Le désespoir l’a poussé à tout abandonner. Fortunino alias Verdi a perdu ces enfants et sa femme. Est-ce qu’il serait maudit ? Faut-il alors qu’il abandonne son génie ? Un esprit va lui souffler à l’oreille que la créativité peut se révéler de la souffrance. Le phénix ne renaît pas de ces cendres ?
L’enfer au cœur de la création
Giuseppe Fortunino Francesco Verdi souffre de la perte des êtres chers qui l’entouraient. Des corneilles maléfiques le torture et renforce sa douleur. Il se refuse à de nouveau prendre la plume et créer. Jusqu’au jour où un être apparu chez lui et lui insuffla l’énergie créatrice. Il doit se servir de son mal être pour donner vie à ces personnages. Les corneilles vont lui donner des idées et se repaître de ce malheur imaginaire. Un nouveau style va faire son apparition sur les scènes et le rôle du baryton va tout changer. Verdi va mêler à ces histoires de la mélancolie et de la psychologique à ces personnages. Nabuchodonosor devient Nabucco. Un roi conduit à la folie pour avoir voulu dépasser sa condition. La première représentation est un véritable succès grandement applaudit par le public. Mais une ombre va obscurcir ces triomphes. Le baryton rentre de plus en plus dans la peau de ces sombres personnages surtout dans « Othello ». Le pacte mené avec les corneilles de l’enfer risque de se briser. Le seul moyen d’insuffler de l’espoir est de lui donner du rire. Comment faire à cause du pacte de sang signé ?
Une histoire servie avec imagination
Le début de la pièce surprend avec deux femmes tout de noir vêtues qui s’étirent en croassant. Des cris troublants de vérité. Mathilde Bernard et Anne Levallois incarnent avec brio les corneilles qui malmènent Fortunino. Un créateur magnifiquement interprété par Damien Boisseau (voix française de Matt Damon) qui lui donne de la folie dans le regard et de la passion dans les mots. Le texte de Sabine Roy qui a choisi de montrer un autre visage du génie qui a marqué son temps, prend vie. Une histoire faustienne mis en scène de façon simple et efficace par Sophie Chevalier. Un lit qui change de place par les corneilles. Un drap qui se plie qui sert de transition vers une autre scène. Même si ces dernières sont un peu abruptes, elles ont une logique dans la construction. J’ai beaucoup apprécié l’effet quand Verdi ouvre un rideau et la lumière apparaît tout en entendant un extrait de l’opéra. Un instant on pourrait se croire dans un recoin d’un opéra en Italie découvrant l’accueil du public lors de la première.

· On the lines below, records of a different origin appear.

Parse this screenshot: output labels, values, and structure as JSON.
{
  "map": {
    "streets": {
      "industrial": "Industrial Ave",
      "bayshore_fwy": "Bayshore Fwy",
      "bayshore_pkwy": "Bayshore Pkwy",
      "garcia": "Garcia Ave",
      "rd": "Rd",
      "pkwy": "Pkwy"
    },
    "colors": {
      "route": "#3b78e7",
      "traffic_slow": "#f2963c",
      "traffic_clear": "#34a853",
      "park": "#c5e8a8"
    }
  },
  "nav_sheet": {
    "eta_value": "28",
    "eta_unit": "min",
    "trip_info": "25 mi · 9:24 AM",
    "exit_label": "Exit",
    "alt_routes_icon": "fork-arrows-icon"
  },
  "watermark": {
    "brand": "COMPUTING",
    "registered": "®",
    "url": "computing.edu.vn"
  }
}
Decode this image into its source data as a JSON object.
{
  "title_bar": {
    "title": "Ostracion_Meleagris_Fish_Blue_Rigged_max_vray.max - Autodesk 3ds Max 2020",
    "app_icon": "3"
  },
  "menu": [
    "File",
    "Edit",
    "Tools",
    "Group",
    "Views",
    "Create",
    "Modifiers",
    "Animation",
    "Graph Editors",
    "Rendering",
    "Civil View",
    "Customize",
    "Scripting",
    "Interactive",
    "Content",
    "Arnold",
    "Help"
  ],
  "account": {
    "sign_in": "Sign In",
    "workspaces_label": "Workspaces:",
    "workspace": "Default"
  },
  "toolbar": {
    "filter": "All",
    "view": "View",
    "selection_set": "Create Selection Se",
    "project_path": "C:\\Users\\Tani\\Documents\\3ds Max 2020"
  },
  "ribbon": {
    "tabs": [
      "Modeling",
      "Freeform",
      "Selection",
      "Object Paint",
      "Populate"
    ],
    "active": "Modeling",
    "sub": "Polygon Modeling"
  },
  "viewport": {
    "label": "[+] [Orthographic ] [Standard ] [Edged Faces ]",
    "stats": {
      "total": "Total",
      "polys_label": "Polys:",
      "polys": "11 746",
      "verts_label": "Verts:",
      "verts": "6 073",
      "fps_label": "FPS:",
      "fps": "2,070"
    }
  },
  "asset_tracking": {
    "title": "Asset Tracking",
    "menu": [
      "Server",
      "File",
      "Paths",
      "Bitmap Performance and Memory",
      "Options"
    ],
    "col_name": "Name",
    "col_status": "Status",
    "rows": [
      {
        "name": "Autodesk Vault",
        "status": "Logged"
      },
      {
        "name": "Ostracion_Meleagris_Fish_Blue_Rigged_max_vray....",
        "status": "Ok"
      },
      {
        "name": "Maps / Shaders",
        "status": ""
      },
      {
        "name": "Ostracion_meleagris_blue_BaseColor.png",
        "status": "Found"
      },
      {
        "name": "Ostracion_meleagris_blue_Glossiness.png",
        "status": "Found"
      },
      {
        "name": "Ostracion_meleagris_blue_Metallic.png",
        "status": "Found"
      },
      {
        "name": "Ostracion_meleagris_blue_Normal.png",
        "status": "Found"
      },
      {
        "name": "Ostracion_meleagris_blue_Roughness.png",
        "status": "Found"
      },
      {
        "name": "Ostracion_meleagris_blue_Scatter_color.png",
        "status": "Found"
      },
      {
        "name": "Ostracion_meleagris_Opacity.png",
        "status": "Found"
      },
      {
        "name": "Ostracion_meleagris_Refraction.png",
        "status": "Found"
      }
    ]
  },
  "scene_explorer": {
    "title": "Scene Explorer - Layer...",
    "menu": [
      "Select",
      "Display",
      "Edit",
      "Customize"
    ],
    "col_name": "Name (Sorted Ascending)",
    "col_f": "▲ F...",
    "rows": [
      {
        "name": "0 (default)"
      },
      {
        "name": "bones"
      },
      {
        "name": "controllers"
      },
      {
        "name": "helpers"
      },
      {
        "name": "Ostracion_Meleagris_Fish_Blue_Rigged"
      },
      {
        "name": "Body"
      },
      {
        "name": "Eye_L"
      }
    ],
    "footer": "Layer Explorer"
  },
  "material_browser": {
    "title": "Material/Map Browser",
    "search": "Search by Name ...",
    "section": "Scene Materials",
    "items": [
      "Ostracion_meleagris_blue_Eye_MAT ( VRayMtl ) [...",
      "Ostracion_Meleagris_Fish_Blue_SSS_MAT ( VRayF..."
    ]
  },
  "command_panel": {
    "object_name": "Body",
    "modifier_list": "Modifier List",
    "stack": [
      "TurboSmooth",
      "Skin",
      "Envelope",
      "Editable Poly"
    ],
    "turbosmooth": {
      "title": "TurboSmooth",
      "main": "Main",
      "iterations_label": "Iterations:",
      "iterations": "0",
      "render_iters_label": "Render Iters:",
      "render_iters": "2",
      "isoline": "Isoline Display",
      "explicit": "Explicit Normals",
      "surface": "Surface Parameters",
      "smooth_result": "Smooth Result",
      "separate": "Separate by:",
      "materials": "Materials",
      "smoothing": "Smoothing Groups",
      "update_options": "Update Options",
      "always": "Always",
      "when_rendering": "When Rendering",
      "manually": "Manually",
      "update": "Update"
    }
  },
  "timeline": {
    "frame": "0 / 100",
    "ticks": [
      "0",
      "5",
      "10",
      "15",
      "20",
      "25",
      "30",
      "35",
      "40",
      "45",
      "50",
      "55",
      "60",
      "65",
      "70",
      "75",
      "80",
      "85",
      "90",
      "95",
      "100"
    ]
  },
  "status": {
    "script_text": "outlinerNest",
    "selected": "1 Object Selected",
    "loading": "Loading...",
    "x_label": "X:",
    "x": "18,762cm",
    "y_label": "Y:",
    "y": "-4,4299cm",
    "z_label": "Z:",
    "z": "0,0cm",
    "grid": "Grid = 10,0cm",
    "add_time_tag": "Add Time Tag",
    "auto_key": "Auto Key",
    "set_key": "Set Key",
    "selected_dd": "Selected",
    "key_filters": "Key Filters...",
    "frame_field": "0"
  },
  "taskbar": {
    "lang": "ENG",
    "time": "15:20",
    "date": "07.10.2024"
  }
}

Des détails importants comme les références à Othello et Falstaff considérées comme les deux plus aboutis opéras de Verdi. Mais un génie n’est rien tout seul. Sébastien Fouillade joue un étrange visiteur, le « baryton verdien ». C’est lui qui va murmurer à l’oreille de Verdi que le génie sommeille en lui. Et doucement il va se matérialiser en chanteur. Il deviendra un ami proche. Le comédien avec juste un changement de coiffure sait donner un autre ton à sa verve ferme et délicate. Alain Péron n’est pas en reste avec son physique imposant et sa voix apaisante. Il sera Temistocle Solera et un ténor qui accepte de changer de rôle dans l’opéra. Un défi difficile à accepter toutefois le résultat est là. Il a su mettre le brin de sensibilité nécessaire à un personnage qui a dû mettre son égo de côté face au génie. Une très jolie prestation tout en justesse.
Cette fine équipe donne le meilleur d’eux-mêmes créant ainsi un spectacle plein de vigueur, de passion et de folie. Il est certain qu’en sortant de la représentation vous aurez des airs d’opéra en tête et que vous aurez envie de vous plonger dans l’œuvre d’un artiste hors du commun. Un génie renaît alors toujours de ces cendres même si ne sont qu’à travers la musique.